Firstly, though, let's understand some of the water chemistry happening in an aquaponic system. The pH of a system is recommended at 6-7. This differs from the recommended pH for a hydroponic system (5.5-6) because aquaponics is a living system. In aquaponics, the pH must be a compromise between fish, plants, and bacteria. Bacteria and fish prefer slightly basic conditions, while plants prefer more acidic conditions. Nitrates, Nitrites, Ammonia/Ammonium are also present. These are measured in a unit called Parts Per Million or PPM, which is equivalent to mg/L. Nitrates are taken by plants as usable Nitrogen for proteins, so a sign of a healthy system (well-balanced) is a Nitrate level of around, but over, 0mg/L, but Nitrates can safely rise to well over 500mg/L for tilapia species.   However, ammonia, ammonium, and nitrites should never rise beyond around 5mg/L for the sake of the fish. Even then, it's a crisis in your bacteria colony. 
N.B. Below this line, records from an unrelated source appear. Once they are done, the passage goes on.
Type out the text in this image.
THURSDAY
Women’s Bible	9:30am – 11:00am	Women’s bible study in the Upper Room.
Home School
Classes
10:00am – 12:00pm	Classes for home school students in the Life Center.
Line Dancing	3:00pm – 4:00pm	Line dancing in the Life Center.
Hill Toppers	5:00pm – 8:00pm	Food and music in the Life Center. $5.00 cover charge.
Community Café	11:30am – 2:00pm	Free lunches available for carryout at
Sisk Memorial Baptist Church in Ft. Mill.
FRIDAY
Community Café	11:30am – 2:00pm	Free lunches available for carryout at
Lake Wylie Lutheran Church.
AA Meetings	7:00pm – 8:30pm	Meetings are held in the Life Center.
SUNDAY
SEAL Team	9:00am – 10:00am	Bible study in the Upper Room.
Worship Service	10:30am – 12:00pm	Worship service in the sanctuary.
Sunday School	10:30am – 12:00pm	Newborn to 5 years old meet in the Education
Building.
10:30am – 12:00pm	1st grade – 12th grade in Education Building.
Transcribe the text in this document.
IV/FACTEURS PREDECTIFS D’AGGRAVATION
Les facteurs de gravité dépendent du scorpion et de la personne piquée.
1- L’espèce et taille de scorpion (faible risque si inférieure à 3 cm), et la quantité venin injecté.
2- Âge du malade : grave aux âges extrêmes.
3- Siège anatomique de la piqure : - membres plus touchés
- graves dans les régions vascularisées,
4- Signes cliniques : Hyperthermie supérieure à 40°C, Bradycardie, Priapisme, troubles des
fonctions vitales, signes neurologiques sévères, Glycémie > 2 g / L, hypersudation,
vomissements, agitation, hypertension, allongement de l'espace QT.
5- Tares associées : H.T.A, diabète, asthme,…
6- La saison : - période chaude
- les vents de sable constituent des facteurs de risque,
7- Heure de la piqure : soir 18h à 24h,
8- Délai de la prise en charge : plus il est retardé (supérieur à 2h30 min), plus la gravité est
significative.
The pH, however, will be what is dealt with most directly in a choice of medium. A high carbonate medium, limestone and marble, will raise your system's pH to a level that "locks out" iron for plant use. The cause for this stability in pH (at a high pH) is something called a "buffer". A buffer is a conjugate acid base pair, such as H2CO3 and HCO3-. The first is Carbonic Acid--the acid responsible for ocean acidification as CO2 levels rise in the atmosphere. Carbonic Acid is in a equilibrium with the bicarbonate ion. This means the levels don't change between them, even as the reaction is happening (the rates of reaction between them are the same). Carbonic Acid is produced by fish breathing out CO2 through their gills. This CO2 gets dissolved and turns into Carbonic Acid. When you add excess CO3 or HCO3 in your medium, you are causing the reaction to deplete the reserves of hydronium ions (H3O-) which is responsible (along with OH-) for changes in pH. Therefore, it will take a lot of H+ (produced by your bacteria) to get rid of all that base. In the meantime, your pH will be nearly stable--over 7 for this substance. 

This is, in fact, the reason why most systems that end up failing fail. There's nothing you can do about it other than the options above. However, there is a way to prevent this from happening to you, and it's simple! You could pay for a high-quality, inert, medium such as clay pebbles, expanded shale, etc.; or you can do the "fizz-test". First pointed out to me by TCLynx on the Aquaponics Community , it's a way of determining whether the gravel you are buying has carbonates in it--pour a cheep, weak acid on it. Usually, acetic-acid (vinegar) is used, because it's cheep and can be found anywhere. I personally think HCl would be more fun, but to each their own. If it, well, fizzes, then DON'T buy it. If it stays inert, feel free to order it--gravel is usually cheaper than other mediums.

In my opinion, gravel and water is the best media combination. One gravel bed and a few deep water culture grow-beds. But, that truly is a point of prejudice, not scientific fact.